Wednesday, February 20, 2008

Writing XML with UTF-8 Encoding using XmlTextWriter and StringWriter







If you want to use XmlTextWriter to write XML into a StringBuilder you can create the XmlTextWriter like this:

StringBuilder builder = new StringBuilder();
XmlWriter writer = new XmlTextWriter(new StringWriter(builder));


But this generates a declaration on the resulting XML with the encoding of UTF-16 (the encoding of a .Net String). There doesn't seem to be a straightforward way of making this declaration UTF-8 in this set up.

You can, of course, use a MemoryStream instead of a StringWriter, and then use Encoding.UTF8.GetString(...) to convert the bytes to a string, but doing this made the resulting string have non-printable characters in it, which we don't want.

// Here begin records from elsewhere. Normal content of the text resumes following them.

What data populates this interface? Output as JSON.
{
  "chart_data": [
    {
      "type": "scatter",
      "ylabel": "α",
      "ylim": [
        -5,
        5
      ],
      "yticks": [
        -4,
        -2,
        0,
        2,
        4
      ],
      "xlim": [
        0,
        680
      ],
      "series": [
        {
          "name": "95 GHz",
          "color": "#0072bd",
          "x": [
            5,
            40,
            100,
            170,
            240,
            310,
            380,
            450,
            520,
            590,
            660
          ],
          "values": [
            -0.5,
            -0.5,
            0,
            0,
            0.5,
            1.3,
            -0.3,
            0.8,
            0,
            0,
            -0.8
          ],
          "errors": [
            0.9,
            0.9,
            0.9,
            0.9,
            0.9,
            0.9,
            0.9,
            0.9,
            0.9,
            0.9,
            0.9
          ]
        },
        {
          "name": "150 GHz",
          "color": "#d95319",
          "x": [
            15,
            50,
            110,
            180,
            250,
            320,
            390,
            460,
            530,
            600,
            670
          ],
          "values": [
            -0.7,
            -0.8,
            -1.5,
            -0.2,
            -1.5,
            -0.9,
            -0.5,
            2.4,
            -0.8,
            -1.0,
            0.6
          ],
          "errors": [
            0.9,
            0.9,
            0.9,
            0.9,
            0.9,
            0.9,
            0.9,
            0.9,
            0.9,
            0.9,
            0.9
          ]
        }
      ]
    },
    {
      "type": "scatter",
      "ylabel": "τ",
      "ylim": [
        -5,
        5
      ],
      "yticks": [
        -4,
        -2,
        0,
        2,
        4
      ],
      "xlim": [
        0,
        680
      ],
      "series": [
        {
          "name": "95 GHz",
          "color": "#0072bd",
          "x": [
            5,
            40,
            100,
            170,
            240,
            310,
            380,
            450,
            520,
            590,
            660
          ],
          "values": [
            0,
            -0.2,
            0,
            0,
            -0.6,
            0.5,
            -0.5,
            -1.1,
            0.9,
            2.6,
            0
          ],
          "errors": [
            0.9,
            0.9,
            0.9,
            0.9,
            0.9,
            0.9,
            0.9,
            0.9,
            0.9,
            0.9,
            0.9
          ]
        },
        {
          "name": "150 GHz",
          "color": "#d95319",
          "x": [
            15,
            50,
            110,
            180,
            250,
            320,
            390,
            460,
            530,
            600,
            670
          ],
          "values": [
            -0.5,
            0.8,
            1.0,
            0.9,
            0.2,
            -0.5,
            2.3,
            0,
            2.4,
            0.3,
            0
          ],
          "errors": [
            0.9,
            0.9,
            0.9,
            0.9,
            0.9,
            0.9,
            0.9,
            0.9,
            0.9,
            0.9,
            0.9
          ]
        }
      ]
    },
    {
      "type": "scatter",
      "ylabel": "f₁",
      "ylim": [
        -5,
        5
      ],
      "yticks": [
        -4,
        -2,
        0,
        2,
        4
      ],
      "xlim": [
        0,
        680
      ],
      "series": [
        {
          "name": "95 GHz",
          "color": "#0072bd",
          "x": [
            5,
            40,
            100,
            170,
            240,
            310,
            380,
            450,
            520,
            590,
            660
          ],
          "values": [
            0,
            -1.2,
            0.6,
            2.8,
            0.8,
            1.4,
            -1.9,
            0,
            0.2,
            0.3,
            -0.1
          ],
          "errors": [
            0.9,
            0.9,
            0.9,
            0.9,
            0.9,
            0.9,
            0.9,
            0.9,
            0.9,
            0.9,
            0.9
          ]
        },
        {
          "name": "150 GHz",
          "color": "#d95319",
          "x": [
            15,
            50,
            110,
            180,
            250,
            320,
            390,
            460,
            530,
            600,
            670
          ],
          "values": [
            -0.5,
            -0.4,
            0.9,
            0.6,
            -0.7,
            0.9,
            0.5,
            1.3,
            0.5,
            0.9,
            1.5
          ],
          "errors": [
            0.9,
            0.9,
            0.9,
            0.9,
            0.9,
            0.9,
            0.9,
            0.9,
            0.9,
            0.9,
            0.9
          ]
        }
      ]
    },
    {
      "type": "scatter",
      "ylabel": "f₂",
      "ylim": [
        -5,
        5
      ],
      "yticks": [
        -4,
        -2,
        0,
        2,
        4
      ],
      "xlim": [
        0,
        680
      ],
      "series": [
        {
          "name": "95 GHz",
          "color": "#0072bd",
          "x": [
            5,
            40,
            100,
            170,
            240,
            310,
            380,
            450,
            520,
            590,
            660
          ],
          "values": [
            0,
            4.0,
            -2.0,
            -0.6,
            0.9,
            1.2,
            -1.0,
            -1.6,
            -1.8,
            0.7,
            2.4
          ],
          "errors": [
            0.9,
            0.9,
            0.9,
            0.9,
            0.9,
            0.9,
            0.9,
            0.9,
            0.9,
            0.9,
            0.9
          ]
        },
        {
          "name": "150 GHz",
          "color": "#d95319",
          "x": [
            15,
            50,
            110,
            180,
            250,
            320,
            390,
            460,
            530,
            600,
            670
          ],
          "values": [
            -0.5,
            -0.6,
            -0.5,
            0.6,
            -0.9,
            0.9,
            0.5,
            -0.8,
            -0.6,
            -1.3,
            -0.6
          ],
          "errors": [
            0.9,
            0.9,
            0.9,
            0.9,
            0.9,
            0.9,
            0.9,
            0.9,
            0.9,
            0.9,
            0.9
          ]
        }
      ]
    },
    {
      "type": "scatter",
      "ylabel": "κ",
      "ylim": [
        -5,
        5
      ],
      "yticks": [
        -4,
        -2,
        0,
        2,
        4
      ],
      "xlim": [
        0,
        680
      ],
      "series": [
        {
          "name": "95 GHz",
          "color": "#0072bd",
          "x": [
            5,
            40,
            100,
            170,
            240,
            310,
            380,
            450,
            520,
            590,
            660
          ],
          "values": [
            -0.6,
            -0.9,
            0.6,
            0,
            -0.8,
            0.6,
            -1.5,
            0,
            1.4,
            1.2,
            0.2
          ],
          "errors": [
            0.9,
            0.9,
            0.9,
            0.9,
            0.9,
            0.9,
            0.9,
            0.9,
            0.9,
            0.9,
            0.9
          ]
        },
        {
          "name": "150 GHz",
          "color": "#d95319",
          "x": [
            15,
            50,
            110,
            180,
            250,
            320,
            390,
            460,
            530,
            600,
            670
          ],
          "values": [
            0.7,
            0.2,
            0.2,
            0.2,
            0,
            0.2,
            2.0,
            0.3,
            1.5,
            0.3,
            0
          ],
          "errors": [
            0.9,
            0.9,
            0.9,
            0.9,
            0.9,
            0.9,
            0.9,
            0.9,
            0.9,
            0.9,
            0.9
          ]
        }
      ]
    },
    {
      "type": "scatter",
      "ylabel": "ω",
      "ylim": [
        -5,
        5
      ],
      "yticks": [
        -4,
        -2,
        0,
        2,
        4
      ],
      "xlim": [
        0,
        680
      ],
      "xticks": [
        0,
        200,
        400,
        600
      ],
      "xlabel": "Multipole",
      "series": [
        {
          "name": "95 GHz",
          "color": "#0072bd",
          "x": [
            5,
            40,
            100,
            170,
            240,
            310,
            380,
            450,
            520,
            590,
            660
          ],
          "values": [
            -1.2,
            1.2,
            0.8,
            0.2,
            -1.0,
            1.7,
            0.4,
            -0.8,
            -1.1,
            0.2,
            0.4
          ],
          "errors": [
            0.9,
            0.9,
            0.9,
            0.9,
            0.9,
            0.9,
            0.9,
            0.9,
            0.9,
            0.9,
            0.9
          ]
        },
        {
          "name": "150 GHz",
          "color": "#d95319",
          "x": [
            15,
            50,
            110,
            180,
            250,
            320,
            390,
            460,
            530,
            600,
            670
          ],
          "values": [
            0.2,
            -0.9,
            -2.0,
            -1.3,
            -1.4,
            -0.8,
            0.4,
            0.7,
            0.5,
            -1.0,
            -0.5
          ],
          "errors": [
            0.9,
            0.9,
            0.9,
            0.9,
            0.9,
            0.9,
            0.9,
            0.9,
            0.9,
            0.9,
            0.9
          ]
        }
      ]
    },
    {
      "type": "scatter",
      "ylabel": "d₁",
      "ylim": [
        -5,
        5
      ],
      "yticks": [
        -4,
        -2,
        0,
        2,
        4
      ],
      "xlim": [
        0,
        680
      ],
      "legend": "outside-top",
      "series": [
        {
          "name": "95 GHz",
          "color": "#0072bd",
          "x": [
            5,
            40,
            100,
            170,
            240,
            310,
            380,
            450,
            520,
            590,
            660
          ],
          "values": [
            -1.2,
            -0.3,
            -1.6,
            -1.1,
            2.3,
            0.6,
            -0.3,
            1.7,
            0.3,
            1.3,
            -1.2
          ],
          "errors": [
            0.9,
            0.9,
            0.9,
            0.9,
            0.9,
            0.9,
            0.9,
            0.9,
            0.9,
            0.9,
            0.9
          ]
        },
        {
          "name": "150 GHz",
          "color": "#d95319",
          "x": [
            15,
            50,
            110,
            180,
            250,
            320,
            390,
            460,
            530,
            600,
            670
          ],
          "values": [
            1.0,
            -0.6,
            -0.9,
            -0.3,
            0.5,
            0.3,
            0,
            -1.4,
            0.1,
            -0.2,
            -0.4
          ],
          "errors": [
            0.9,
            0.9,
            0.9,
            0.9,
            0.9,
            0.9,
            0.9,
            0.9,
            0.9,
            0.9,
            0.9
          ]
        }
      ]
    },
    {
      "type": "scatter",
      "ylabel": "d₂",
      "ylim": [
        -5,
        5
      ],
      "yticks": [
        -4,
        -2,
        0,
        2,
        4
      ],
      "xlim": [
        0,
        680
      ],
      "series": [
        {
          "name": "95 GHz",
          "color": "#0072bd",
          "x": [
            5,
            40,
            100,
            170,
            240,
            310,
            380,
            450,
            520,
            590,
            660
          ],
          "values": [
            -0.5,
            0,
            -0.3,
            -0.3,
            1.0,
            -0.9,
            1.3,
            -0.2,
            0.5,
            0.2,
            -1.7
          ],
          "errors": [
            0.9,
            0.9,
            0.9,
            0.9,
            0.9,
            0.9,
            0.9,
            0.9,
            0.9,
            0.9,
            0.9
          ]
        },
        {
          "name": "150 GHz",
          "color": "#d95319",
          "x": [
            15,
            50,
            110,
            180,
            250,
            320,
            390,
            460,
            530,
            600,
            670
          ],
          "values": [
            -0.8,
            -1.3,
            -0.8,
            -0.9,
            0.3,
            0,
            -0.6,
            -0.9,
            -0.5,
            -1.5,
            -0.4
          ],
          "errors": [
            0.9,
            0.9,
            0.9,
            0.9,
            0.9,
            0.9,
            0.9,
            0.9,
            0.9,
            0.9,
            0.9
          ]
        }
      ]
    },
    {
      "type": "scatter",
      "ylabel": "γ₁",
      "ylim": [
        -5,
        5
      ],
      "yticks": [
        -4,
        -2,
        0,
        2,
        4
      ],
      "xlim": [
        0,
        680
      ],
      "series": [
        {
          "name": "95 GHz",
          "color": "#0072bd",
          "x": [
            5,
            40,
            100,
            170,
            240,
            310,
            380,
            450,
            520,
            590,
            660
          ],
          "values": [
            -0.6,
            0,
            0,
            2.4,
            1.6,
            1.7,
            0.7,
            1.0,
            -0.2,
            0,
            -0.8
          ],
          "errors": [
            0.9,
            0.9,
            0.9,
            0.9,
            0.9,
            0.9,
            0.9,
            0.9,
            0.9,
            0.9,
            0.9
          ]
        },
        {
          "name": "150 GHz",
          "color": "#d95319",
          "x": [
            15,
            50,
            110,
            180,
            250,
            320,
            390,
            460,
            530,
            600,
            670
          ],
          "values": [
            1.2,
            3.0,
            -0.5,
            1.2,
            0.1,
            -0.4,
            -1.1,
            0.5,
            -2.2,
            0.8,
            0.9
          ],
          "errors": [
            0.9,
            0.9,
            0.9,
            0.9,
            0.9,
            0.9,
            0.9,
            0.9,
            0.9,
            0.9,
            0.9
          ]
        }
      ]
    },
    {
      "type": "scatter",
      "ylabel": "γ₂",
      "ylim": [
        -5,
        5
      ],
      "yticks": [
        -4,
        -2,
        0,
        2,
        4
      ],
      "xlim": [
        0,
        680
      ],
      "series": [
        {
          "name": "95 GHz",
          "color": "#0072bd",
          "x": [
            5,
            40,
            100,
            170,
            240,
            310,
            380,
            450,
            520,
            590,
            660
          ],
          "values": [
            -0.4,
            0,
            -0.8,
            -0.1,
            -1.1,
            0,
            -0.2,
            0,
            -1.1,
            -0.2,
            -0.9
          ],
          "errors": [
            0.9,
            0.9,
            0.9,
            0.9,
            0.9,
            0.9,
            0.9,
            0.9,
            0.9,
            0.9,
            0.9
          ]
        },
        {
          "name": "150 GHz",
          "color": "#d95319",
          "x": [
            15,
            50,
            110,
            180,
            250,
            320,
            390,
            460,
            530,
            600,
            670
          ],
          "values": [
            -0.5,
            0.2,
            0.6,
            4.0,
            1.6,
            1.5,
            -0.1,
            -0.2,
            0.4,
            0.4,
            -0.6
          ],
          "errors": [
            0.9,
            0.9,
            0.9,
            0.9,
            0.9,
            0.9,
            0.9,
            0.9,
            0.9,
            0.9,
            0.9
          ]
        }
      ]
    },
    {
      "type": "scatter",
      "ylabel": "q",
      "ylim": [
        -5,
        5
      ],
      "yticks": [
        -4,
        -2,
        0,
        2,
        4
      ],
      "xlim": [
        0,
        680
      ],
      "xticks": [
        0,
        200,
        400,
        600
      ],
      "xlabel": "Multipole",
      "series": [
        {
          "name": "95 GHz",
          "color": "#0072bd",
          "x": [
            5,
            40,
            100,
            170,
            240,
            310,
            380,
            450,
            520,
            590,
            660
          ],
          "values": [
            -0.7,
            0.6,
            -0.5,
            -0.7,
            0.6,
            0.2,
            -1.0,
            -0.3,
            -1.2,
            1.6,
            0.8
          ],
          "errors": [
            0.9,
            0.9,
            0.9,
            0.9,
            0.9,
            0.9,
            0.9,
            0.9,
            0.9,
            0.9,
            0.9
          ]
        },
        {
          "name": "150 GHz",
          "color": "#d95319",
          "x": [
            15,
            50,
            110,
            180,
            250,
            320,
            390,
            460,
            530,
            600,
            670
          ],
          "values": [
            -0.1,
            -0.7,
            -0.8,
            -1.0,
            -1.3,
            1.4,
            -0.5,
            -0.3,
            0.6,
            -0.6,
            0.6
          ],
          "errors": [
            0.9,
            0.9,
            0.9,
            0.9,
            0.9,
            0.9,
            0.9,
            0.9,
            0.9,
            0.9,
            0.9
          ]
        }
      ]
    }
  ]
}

The solution is to subclass StringWriter and override the Encoding property. Sounds a bit overkill for a solution, but it works very well. Just create the following class (based on Jon Skeet's class):

public class StringWriterWithEncoding : StringWriter
{
Encoding encoding;

public StringWriterWithEncoding (StringBuilder builder, Encoding encoding)
:base(builder)
{
this.encoding = encoding;
}

public override Encoding Encoding
{
get { return encoding; }
}
}

Then use StringWriterWithEncoding instead of StringWriter in your XmlTextWriter.

9 comments:

Anonymous said...

try the following

StringBuilder sb = new StringBuilder();
XmlWriterSettings settings = new XmlWriterSettings();
settings.Indent=true;
settings.Encoding = Encoding.UTF8;
settings.CloseOutput = false;
settings.CheckCharacters = true;

XmlWriter w = XmlWriter.Create(sb, settings);

thoward37 said...

Here's a slightly more complete version (sorry no html formatting for the code listing):



public class StringWriterWithEncoding : StringWriter
{
private Encoding _encoding;

public StringWriterWithEncoding()
: base() {}

public StringWriterWithEncoding(IFormatProvider formatProvider)
: base(formatProvider) {}

public StringWriterWithEncoding(StringBuilder sb)
: base(sb) { }

public StringWriterWithEncoding(StringBuilder sb, IFormatProvider formatProvider)
: base(sb, formatProvider) { }


public StringWriterWithEncoding(Encoding encoding)
: base() {
_encoding = encoding;
}

public StringWriterWithEncoding(IFormatProvider formatProvider, Encoding encoding)
: base(formatProvider) {
_encoding = encoding;
}

public StringWriterWithEncoding(StringBuilder sb, Encoding encoding)
: base(sb) {
_encoding = encoding;
}

public StringWriterWithEncoding(StringBuilder sb, IFormatProvider formatProvider, Encoding encoding)
: base(sb, formatProvider) {
_encoding = encoding;
}

public override Encoding Encoding
{
get
{
return (null == _encoding) ? base.Encoding : _encoding;
}
}
}

Anonymous said...

To avoid the undesirable chars when using Encoding.UTF8.GetString on a memory stream, load the memory stream into a text reader and then read from that:

Stream s = new MemoryStream();
XmlWriter xw = new XmlTextWriter(s, Encoding.UTF8);
// Write XML to xw

// Now read back
TextReader tr = new StreamReader(s);
s.Seek(0, SeekOrigin.Begin);
string xml = tr.ReadToEnd();

Chris said...

You can reduce the lines down quite a bit, just use a XmlWriter (not XmlTextWriter), specify your tab settings and use a MemoryStream with a StreamReader as anonymous said, though it needs UTF8 forced for the byte order to be correct. I shoved two example snippets to write UTF8 XML here, feel free to take.

Unknown said...

I ran into the same issue trying to write an XML with UTF-8 encoding to a String Writer. I tried all suggestions from this email chain. Only the suggestion from thoward37 with a subclass of StringWriter worked.

Unknown said...

The hint to override the Endoding property was great!

Thank You!

UTHAM said...

Great solution.... really good..works well...

UTHAM said...
This comment has been removed by the author.
UTHAM said...
This comment has been removed by the author.